I was curious. What does it take exactly to get a product up and running and see it through when it needs some oiling or needs to be boxed up condemned to be in the attic forever? So, I did a lot of needling around and found that I just needed four things to align themselves one behind the other and I have a straight line to product success. I don’t want to get into the argument about whether a straight line is often the shortest distance between two places. But for the sake of this argument, let’s say Yes.
My blog is not going to take you through a certain way of developing great products, it is going to be talking about how to create a way of working that will ultimately result in a great product, it is going to be telling you about why you need to understand what Modern Software Engineering really is.
Four stages in the Modern Software Development Process
Modern software engineering essentially is combining all the latest technologies together with your traditional set of software development practices to finally realize your dream of a successful product.
Stage 1: Going from Idea to MVP
I have already spoken about Turning your ideas into reality in another blog, to make things easier we even got a video out there (to tell you what I spent all week writing in the shortest and most acceptable form of art).
But let me all the same take another crack at it. Modern software development is all about taking your idea, getting a nice, trusted team to listen to it, then waiting – as the team totally transforms your requirements by brainstorming, coding it, and then testing it, and finally delivering a great product that satisfies all your customers.
An MVP is the halfway mark where you have walking talking product, but it can’t stand on its own yet, it needs to be more concrete. It’s just a taste test after all you see.
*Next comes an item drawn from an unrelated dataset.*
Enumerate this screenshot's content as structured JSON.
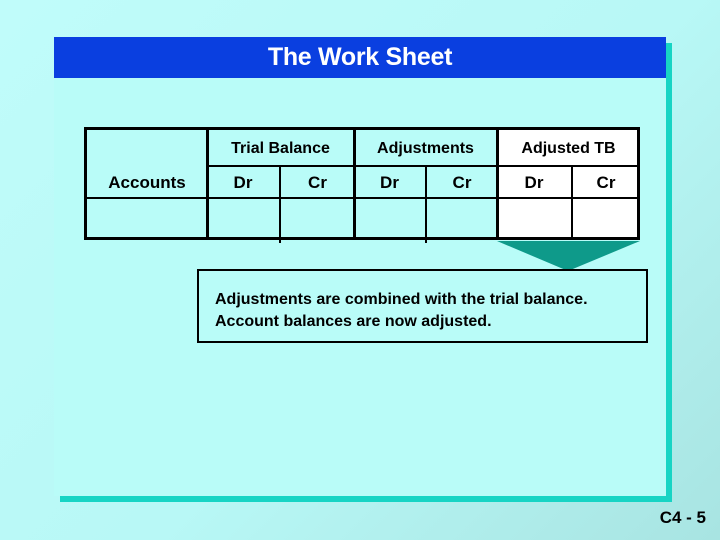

Stage 2: Building with Product Engineering
So out of your idea phase and into the building phase. This is where you will have to do a lot of design thinking, use all the latest technologies to come up with a product maintaining the customer satisfaction quotient you had when you started Round 1.
Your team needs to have the right set of competencies in analytics, have technology roots that go deeper than Google servers that are underwater, have a rich domain expertise, and should be able to research on the unknowns and tell you all that you may encounter even if you think you won’t. No, I am not talking tarot cards here.
So as far as the product engineering part of Modern software development is concerned, it is going to take your team to be familiar with using tools like Microservices, REST/GraphQL, make visualizations richer with data engineering, innovate using technologies like Blockchain, and make work easier through automation.
Stage 3: Testing with Quality and Reliability Engineering
All the coding is done, some analysis is underway, your testing team speaks the language and has good knowledge on the technical stacks – you are sorted so far.
Getting a quality engineering service done for your product will only quicken your test activities, reduce all the efforts that goes into an otherwise chaotic time, improve the coverage of tests, and seal your pockets so no penny falls out.
How is reliability engineering different then? Simply put, it is going to be looking for ways to make your application or product perfomant, functional, give out that exceptional user experience you are targeting for, and at the same help you scale.
I do know all this sounds like I am pitching our services but the angel in me says No, I only want you to be aware of what you need to do for your product to reach unimaginable heights.
Stage 4: Revamping with Product Modernization and Maintenance
No matter how fast your vehicle runs, it needs a service station after it completes 5000 miles. So, your product needs to go under the scanner if not the hammer, it will need some oiling – architectural changes, flashy designs, intuitive UI to get your old customers to take another look and new ones to smile about.
Modern software engineering rates product modernization with equal points as it does to product engineering because this stage if not anything else is a re-engineering of sorts to empower you to run farther and faster with your 2.0 version. What it involves is everything from migrating to the cloud, to technology or infrastructure modernization, to product customization, or even workflow automation.
The hammer that I was talking about, kind of your own Mjölnir, the Product maintenance hammer, is for all those times when you see minimizing failures as pivotal, when consistency in performance matters, when you definitely feel like an upgrade would make it all good.
Product maintenance is all about making those minor enhancements – preventive, corrective, adaptive, or perfective ones. Having the right team that can offer you the right kind of L1, L2, or L3 support or the not so pleasant end of product life support can go a long way in being true to the purpose of creating your product in the first place.
In all of this it is hard to know how to manage time, how long will each activity need, when should you stop making those minor tweaks in your codes, when to take a different path, this is what Modern Software engineering is all about – getting you to care for not only your application or product but also along the way thinking for and on behalf of your customers.